Kehadiran bond-bond sepak bola membuat antusiasme masyarakat terhadap olahraga sepak bola meningkat. Di Bandung antusiasme ini pun menimbulkan rasa ingin meningkatkan kualitas ataupun jumlah pertandingan yang bisa digelar. Pengorganisasian bond sepak bola sudah muncul menjadi sebuah wacana yang ingin diwujudkan. Dr. franz
dari SIDOLIG akhirnya meminta agar perwakilan bond-bond sepak bola bertemu dengan maksud untuk merumuskan badan sepak bola yang dapat mengorganisasi bond-bond sepak bola agar lebih teratur dan lebih baik.

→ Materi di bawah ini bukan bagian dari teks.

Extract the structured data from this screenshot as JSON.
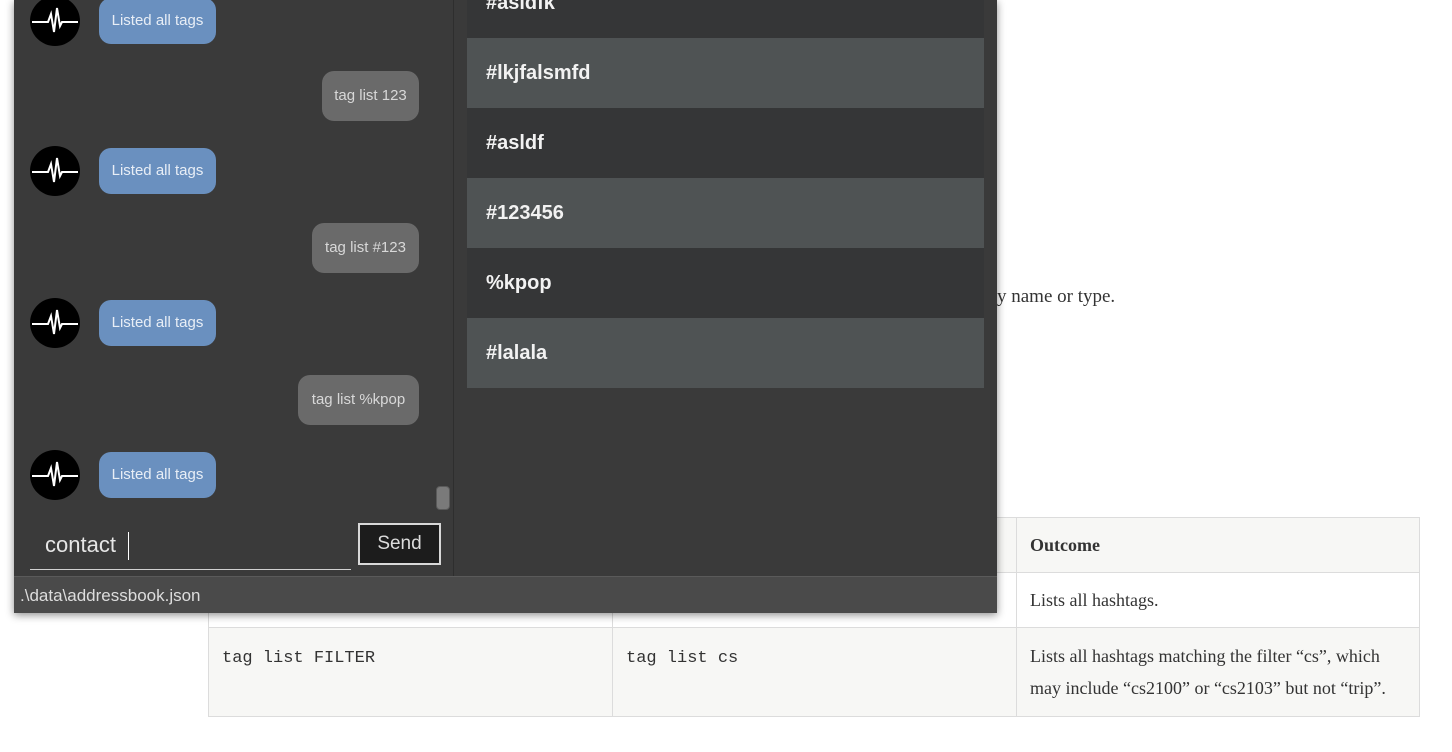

Pertemuan tersebut menghasilkan keputusan pembentukan BVB (Bandoengsche Voetbal Bond) yang berdiri pada 11 Juli 1914 (Suhedra, 2014: 17). Bandoengsche Voetbal Bond sebetulnya adalah hasil perubahan nama dari P.B.V (Preanger Voetbal Bond) yang sudah terbentuk pada 1904. Sebagai induk sepak bola di Bandung, BVB mengadakan sebuah kompetisi sepak bola yang dilaksanakan pada 1914. Dalam satu tahun tersebut diselenggarakan dua kompetisi yang diikuti sekitar 5 bond sepak bola besar yaitu UNI, SIDOLIG, Velocitas, Staas Spoor, dan Sparta yang baru bergabung dengan BVB pada pertengahan Juli.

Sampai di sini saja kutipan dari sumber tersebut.